Symfony version(s) affected: 3.4.47 & 4.4.19 & 5.2.3
phpdocumenter/reflection-docblock is an optional dependency of
symfony/property-info, but a required dependency when the
PhpDocExtractor is used. If someone wants to use the
PhpDocExtractor and did not install
phpdocumenter/reflection-docblock, then a clear exception is shown:
Unable to use the "PhpDocExtractor" class as the "phpdocumentor/reflection-docblock" package is not installed.
So far, so good. Install the dependency and continue.
The problemen arises when
phpdocumentor/reflection-docblock is already installed as a require-dev dependency, which is probably true in many projects:
phpdocumentor/reflection-docblock is a dependency of
phpunit/phpunit.
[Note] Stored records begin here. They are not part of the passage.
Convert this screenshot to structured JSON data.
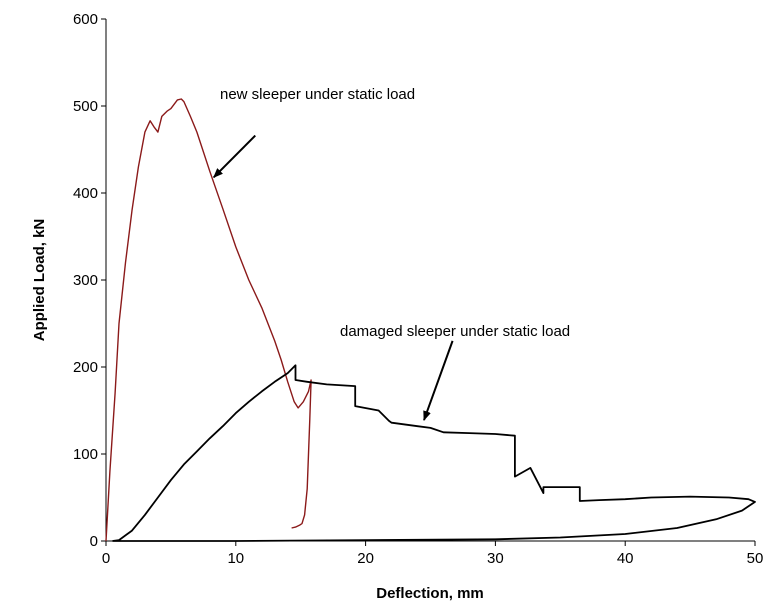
{
  "chart_data": {
    "type": "line",
    "title": "",
    "xlabel": "Deflection, mm",
    "ylabel": "Applied Load, kN",
    "xlim": [
      0,
      50
    ],
    "ylim": [
      0,
      600
    ],
    "xticks": [
      0,
      10,
      20,
      30,
      40,
      50
    ],
    "yticks": [
      0,
      100,
      200,
      300,
      400,
      500,
      600
    ],
    "grid": false,
    "legend": "none",
    "series": [
      {
        "key": "new",
        "color": "#8B1A1A",
        "x": [
          0,
          0.3,
          0.7,
          1.0,
          1.5,
          2.0,
          2.5,
          3.0,
          3.4,
          3.7,
          4.0,
          4.3,
          4.7,
          5.0,
          5.5,
          5.8,
          6.0,
          6.5,
          7.0,
          8.0,
          9.0,
          10.0,
          11.0,
          12.0,
          13.0,
          13.5,
          14.0,
          14.5,
          14.8,
          15.2,
          15.6,
          15.8,
          15.7,
          15.5,
          15.3,
          15.1,
          14.9,
          14.6,
          14.3
        ],
        "y": [
          0,
          80,
          170,
          250,
          320,
          380,
          430,
          470,
          483,
          476,
          470,
          488,
          494,
          497,
          507,
          508,
          505,
          488,
          470,
          425,
          382,
          338,
          300,
          268,
          230,
          208,
          183,
          160,
          153,
          160,
          172,
          185,
          140,
          60,
          30,
          20,
          18,
          16,
          15
        ]
      },
      {
        "key": "damaged",
        "color": "#000000",
        "x": [
          0.5,
          1,
          2,
          3,
          4,
          5,
          6,
          7,
          8,
          9,
          10,
          11,
          12,
          13,
          14,
          14.6,
          14.6,
          15.5,
          17,
          19.2,
          19.2,
          21,
          21.8,
          22,
          24,
          25,
          26,
          28,
          30,
          31.5,
          31.5,
          32.7,
          32.7,
          33.7,
          33.7,
          34.5,
          36.5,
          36.5,
          38,
          40,
          42,
          45,
          48,
          49.5,
          50,
          49,
          47,
          44,
          40,
          35,
          30,
          20,
          10,
          0.5
        ],
        "y": [
          0,
          1,
          12,
          30,
          50,
          70,
          88,
          103,
          118,
          132,
          147,
          160,
          172,
          183,
          193,
          202,
          185,
          183,
          180,
          178,
          155,
          150,
          138,
          136,
          132,
          130,
          125,
          124,
          123,
          121,
          74,
          84,
          84,
          55,
          62,
          62,
          62,
          46,
          47,
          48,
          50,
          51,
          50,
          48,
          45,
          35,
          25,
          15,
          8,
          4,
          2,
          1,
          0,
          0
        ]
      }
    ],
    "annotations": [
      {
        "text": "new sleeper under static load",
        "arrow_from": [
          11.5,
          466
        ],
        "arrow_to": [
          8.3,
          418
        ]
      },
      {
        "text": "damaged sleeper under static load",
        "arrow_from": [
          26.7,
          230
        ],
        "arrow_to": [
          24.5,
          139
        ]
      }
    ]
  }
}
In those cases, you don’t get the exception and things work fine while developing and testing. However, after deploying the application to production, it breaks. Require-dev dependencies are not installed, and therefore
phpdocumentor/reflection-docblock is not installed, and thus the exception is only shown in production.
I think this is a big risk. There is no automated way to test this kind of things, because automated test tools also usually run with development dependencies. The underlying problem is that in composer, dev en production dependencies are mixed. Therefore, production code can (accidentally) depend on dev-dependencies.
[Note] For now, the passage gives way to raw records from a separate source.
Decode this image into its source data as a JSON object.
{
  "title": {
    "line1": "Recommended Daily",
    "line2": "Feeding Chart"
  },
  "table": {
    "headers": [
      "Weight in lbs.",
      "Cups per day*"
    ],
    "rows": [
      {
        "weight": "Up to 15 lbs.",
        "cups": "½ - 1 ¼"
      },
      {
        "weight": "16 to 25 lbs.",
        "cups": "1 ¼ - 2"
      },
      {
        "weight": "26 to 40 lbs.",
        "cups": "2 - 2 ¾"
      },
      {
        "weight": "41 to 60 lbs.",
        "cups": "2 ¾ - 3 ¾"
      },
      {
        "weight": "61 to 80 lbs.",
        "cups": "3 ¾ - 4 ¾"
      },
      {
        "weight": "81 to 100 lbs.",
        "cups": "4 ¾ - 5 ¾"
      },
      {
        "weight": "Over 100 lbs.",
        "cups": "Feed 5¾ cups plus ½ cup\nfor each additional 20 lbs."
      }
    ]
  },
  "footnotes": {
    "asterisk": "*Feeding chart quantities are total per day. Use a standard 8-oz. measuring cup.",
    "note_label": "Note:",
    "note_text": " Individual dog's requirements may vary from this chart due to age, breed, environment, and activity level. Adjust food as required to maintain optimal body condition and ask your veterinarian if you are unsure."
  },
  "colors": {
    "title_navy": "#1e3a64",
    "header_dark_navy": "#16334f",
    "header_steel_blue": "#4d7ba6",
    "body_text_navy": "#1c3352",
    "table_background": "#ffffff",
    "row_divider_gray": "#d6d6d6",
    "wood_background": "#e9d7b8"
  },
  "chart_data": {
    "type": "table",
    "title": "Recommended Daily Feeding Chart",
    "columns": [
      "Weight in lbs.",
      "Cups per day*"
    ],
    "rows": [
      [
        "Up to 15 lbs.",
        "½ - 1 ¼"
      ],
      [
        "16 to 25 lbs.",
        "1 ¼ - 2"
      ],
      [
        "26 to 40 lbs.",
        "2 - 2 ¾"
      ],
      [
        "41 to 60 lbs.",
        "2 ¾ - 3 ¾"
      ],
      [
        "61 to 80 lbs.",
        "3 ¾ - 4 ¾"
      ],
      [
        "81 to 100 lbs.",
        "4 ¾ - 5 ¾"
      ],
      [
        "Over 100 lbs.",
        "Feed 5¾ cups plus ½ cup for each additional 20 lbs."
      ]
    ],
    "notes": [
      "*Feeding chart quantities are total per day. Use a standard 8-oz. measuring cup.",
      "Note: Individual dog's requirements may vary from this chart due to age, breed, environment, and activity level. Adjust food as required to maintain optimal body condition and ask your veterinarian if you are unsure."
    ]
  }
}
This is of course a problem with all optional dependencies that could break the application when not present. But this use case is probably more common than others, and therefore a bigger risk.
How to reproduce
Create a project with
symfony/property-info as dependency and
phpunit/phpunit as dev-dependency and make use of the
PhpDocExtractor. This works, until installling the application without dev-dependencies.
The ultimate solution is to not rely on optional dependencies, because they could be available during development, but not in production. Instead, either require the dependency or extract the piece of code that requires the dependency to a separate composer package.